The cultural lives of budding entrepreneurs are often as barren as the steppes of Kazakhstan after a scorching summer season. Seeing that my cultural program for the entire last month consisted of a single film, I also must admit to this failure. But the movie that I did manage to see – “Soul Kitchen” by Fatih Akin – was exactly the kind of light-hearted comedy that every entrepreneur loves to see: a comic story about a young guy, Zinos, who tries to turn around the fortunes of his failing restaurant "Soul Kitchen" while simultaneously juggling a long distance relationship, tax inspectors, a younger brother dabbling in petty crime, a scheming real estate crook and acute back pain.

Watching how Zinos goes about his daily life, I could not help, but notice certain similarities between his comic predicament and our own life in Startupbootcamp. To be fair, we don’t have to deal with girlfriends, crooks or government officials for now, but the range of problems we confront every day – from adjusting to life in Copenhagen and leaving previous projects behind to developing a successful product and managing a hectic schedule of meetings with big shot entrepreneurs – can be overwhelming at times. And just like in Zinos' case, the only motivation for this stressful life is that maybe, just maybe, one day we will have a chance to run a successful business we built from a scratch. 

Get to know your visitors

This last point brings us to Local Measures – the startup that helps you to know your audience better. If you have your own website or blog, you should be familiar with tools like Google AnalyticsFeedburner or Clicktale that provide websites with snapshots of their virtual audiences. While these tools are excellent for measuring your relative standing vis-à-vis others and recording your website's growth over time, they do little in terms of providing insight into who your audience is. So at the end of the day you might know the number of people who came to your blog, but there is little you know about their age, hobbies, social interests or histerical loyalty to their iPhone.
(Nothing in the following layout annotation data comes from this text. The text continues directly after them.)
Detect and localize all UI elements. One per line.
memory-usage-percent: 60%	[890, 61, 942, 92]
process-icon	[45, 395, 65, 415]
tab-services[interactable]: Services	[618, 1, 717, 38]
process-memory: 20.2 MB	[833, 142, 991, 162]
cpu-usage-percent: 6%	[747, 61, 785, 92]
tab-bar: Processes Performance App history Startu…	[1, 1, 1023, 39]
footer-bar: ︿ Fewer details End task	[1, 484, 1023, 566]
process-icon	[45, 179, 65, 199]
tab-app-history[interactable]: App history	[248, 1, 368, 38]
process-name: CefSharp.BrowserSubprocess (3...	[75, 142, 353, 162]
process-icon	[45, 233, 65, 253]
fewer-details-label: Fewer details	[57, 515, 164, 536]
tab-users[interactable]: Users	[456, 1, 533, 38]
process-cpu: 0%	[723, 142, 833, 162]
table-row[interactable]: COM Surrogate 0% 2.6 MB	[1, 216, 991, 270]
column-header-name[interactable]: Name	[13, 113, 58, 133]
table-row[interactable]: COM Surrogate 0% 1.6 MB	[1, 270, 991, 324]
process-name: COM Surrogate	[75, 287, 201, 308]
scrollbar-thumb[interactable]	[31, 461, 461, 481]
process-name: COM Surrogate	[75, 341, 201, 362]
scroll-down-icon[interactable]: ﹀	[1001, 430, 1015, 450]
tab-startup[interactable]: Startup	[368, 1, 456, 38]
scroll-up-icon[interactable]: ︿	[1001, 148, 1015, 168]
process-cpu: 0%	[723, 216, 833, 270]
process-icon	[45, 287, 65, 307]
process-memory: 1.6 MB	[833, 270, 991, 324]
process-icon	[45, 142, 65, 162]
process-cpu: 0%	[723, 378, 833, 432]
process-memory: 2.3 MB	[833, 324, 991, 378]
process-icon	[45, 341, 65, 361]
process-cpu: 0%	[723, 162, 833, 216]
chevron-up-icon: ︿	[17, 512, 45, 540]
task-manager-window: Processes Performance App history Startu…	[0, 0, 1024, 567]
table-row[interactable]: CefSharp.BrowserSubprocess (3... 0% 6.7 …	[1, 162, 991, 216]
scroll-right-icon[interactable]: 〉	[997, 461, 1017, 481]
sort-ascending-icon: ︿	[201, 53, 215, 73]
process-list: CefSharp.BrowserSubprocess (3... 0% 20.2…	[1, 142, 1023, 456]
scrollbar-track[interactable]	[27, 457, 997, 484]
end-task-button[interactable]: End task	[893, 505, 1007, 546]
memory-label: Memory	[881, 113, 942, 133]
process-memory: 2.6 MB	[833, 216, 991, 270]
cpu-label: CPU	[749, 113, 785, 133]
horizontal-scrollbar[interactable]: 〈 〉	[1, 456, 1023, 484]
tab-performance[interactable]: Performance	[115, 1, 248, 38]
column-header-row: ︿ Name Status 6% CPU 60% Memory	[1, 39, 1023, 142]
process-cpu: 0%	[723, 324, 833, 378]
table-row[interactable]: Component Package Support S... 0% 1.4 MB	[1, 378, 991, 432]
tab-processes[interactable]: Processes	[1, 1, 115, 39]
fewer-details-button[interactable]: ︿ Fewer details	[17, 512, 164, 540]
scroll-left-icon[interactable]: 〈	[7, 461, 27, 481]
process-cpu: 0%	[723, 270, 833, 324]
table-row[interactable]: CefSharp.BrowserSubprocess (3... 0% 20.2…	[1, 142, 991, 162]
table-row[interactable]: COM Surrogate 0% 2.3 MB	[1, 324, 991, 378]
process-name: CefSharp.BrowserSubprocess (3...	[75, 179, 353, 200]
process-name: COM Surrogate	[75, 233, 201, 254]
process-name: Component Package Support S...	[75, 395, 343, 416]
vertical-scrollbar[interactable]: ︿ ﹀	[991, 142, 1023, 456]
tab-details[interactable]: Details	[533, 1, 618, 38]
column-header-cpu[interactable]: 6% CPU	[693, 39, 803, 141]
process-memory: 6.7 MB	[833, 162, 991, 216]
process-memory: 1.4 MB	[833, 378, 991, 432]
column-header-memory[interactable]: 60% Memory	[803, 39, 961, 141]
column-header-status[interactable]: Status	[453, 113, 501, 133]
This is where our service comes into the picture: Local Measures provides you with metrics and dashboard explaining what kind of people come to your website. By indexing a variety of social media sources, we gather public information that - when presented in the right context - helps you to make sense of your audience. So rather than spend hours tracking authors of comments on your blog, you take one look at a dashboard and devote the rest of the morning  developing more engaging content. Knowing your audience also helps website owners increase revenue: either by improving the quality and fit of ads they run or by developing offers and partnerships that appeal to web visitors.

We understand that the idea of personal profiles jars many people and we ourselves would be among the first people to complain about our private data being collected across the web. So in developing our service we are focused on putting transparent privacy controls in place and making it easy to opt-out of our service. Yet, we also think that the so-called science of audience has been exposed to a lot of ungrounded criticism, sparked by sloppy reporting or misconceptions about technology currently employed on the web. To counter this trend, we want to emphasize the benefits more targeted content and advertising hold for web visitors: from less obtrusive advertising to more quality content available online for free. 

What's your dream visitor profile?

Seeing how many engaged readers come to the Amino blog, we would like to use this opportunity to ask you what kind of information about your website visitors you would find most interesting? Would that be gender break down of your visitors (and how would you feel suddenly discovering that full 90% of your readers are males)? Or are you more interested in social interests of your visitors, meaning music and film genres they like? Then again, if you are writing a fashion blog, you might be interested in learning about the brands your readers like and engage with across social networks. Feel free to leave your thoughts and suggestions in the comments section.

Meanwhile, we are back to meetings and presentations, algorithms and Excel sheets - all those things that one day will help our startup grow into a kind of company that makes you say “Yeah, man!!!” upon learning the kinds of services we provide.